Vincent Overeem
Misfit
Excellent story-telling
In Amsterdam one stifling hot summer, an eighteen-year-old boy experiences an intense, physical love for his girlfriend, who is two years older: ‘Kaat with her blazing eyes. Kaat who sat on a chair with that concentrated expression as she varnished her nails. ‘Look, isn’t that a cute colour?’ and she’d stick her foot out towards me, wiggling her toes. Who liked kissing you best of all while you were eating ice-cream. “Lovely cold tongue you’ve got now. With flavour to it.” Who always undressed underpants first, wandered around bare-assed for a bit and only then took off her top and her bra.’
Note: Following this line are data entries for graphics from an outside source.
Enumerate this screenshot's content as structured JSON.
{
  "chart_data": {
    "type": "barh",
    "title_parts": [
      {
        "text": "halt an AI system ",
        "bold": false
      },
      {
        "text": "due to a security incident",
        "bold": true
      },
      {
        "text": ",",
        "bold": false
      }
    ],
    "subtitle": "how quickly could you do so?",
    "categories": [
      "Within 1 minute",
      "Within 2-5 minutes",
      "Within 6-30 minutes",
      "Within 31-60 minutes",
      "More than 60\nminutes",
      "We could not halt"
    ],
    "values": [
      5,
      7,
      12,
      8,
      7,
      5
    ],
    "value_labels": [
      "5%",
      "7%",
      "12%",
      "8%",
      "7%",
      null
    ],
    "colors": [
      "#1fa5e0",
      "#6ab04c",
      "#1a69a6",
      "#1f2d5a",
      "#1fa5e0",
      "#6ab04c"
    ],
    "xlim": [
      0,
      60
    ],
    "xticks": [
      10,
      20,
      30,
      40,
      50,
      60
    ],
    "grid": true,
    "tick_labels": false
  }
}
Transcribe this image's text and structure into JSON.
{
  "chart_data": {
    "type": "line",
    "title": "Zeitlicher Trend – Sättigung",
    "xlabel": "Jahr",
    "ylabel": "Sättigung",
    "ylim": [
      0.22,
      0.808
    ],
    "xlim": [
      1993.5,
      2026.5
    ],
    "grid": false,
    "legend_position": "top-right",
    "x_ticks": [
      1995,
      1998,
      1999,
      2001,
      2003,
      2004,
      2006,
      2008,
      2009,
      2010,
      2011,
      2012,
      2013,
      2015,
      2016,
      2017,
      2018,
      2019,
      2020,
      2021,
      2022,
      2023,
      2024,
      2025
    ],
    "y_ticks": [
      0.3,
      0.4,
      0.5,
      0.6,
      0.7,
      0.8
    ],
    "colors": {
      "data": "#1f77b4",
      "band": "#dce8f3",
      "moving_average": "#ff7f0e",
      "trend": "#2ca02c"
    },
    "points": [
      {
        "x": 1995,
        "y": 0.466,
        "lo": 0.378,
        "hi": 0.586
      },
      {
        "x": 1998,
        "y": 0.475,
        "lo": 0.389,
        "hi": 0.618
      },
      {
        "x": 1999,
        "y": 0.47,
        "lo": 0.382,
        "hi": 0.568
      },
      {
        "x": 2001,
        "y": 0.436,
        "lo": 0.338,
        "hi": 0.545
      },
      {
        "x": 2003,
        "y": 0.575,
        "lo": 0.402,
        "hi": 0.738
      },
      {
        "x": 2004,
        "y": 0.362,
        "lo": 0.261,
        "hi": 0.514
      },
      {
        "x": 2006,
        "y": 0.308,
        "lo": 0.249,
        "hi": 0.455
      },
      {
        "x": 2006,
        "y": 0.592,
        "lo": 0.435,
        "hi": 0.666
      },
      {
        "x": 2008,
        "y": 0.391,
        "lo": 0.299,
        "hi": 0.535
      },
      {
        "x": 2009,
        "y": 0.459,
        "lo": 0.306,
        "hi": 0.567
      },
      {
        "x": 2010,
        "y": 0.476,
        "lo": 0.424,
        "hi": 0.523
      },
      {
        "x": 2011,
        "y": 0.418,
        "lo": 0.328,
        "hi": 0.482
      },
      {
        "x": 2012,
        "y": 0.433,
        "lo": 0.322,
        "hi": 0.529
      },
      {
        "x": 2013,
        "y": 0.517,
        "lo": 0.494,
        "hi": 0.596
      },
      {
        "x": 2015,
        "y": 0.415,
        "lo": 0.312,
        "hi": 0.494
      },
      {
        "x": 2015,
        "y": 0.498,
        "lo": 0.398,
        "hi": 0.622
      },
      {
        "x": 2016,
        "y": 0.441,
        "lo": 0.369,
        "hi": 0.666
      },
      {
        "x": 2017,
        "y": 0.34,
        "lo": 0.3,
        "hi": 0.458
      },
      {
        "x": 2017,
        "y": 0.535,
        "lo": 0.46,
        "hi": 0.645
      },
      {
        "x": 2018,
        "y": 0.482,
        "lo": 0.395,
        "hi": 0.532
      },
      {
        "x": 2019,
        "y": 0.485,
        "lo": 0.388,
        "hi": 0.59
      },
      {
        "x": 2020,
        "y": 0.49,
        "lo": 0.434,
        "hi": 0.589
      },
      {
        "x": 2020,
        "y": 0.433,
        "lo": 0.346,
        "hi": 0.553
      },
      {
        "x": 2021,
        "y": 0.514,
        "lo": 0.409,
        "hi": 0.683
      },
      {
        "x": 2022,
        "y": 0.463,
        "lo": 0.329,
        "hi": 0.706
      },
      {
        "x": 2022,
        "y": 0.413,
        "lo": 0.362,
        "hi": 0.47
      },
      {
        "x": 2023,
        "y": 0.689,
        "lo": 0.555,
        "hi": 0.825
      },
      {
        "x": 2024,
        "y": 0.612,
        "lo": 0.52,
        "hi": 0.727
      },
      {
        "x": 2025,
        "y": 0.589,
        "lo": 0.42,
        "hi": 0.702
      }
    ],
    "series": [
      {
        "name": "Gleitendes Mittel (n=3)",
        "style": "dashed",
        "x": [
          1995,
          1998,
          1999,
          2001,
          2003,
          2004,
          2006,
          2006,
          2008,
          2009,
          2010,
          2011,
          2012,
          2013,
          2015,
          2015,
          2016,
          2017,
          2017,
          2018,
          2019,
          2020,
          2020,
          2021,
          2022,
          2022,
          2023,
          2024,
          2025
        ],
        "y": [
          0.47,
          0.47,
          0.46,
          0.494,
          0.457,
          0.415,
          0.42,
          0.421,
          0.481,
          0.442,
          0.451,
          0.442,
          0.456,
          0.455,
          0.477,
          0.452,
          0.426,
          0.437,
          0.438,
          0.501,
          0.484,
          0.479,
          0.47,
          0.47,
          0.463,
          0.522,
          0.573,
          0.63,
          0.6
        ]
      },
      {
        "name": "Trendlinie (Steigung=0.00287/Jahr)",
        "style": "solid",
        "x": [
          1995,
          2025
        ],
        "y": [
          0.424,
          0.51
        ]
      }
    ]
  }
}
Overeem switches smoothly back and forth between past and present; the oppressive heat of the summer forms a contrast to the drab grey veil that hangs over the past. Since the narrator – a rough diamond type like Holden Caulfield – tells his own story, you learn relevant facts but can never be certain how reliable they are. He often mentions his younger brother Krijn, and it quickly emerges that something is the matter with the little boy. But whenever the story becomes more specific the narrator cuts it short, creating a suspense that culminates at the end of the book in a surprising dénouement.
The main character’s childhood is beautifully described. Early in the book we read of his desire to have a brother, a wish that is eventually fulfilled. Then we see on the one hand his disappointment that he cannot take Krijn along with him, that the boy hides, does not seem to want to embrace life, and on the other his abiding desire to help his little brother and take him under his wing. His love for Kaat seems increasingly obsessive. He begins to regard the all too jovial builder he works for as a threat and is furious when his girlfriend stays away all night.
The unexpected happy ending to the novel shows that Overeem has mastered the technique of building a plot in which, with the future expertly foreshadowed, everything falls into place. As a reader you suddenly realize that the real misfit may not be the main character at all but rather his younger brother, and that the ways in which he has dealt with his own longing for a brother and his complicated relationship with his parents are the cause of his restless and anxious behaviour. Overeem is a new Dutch writer to reckon with.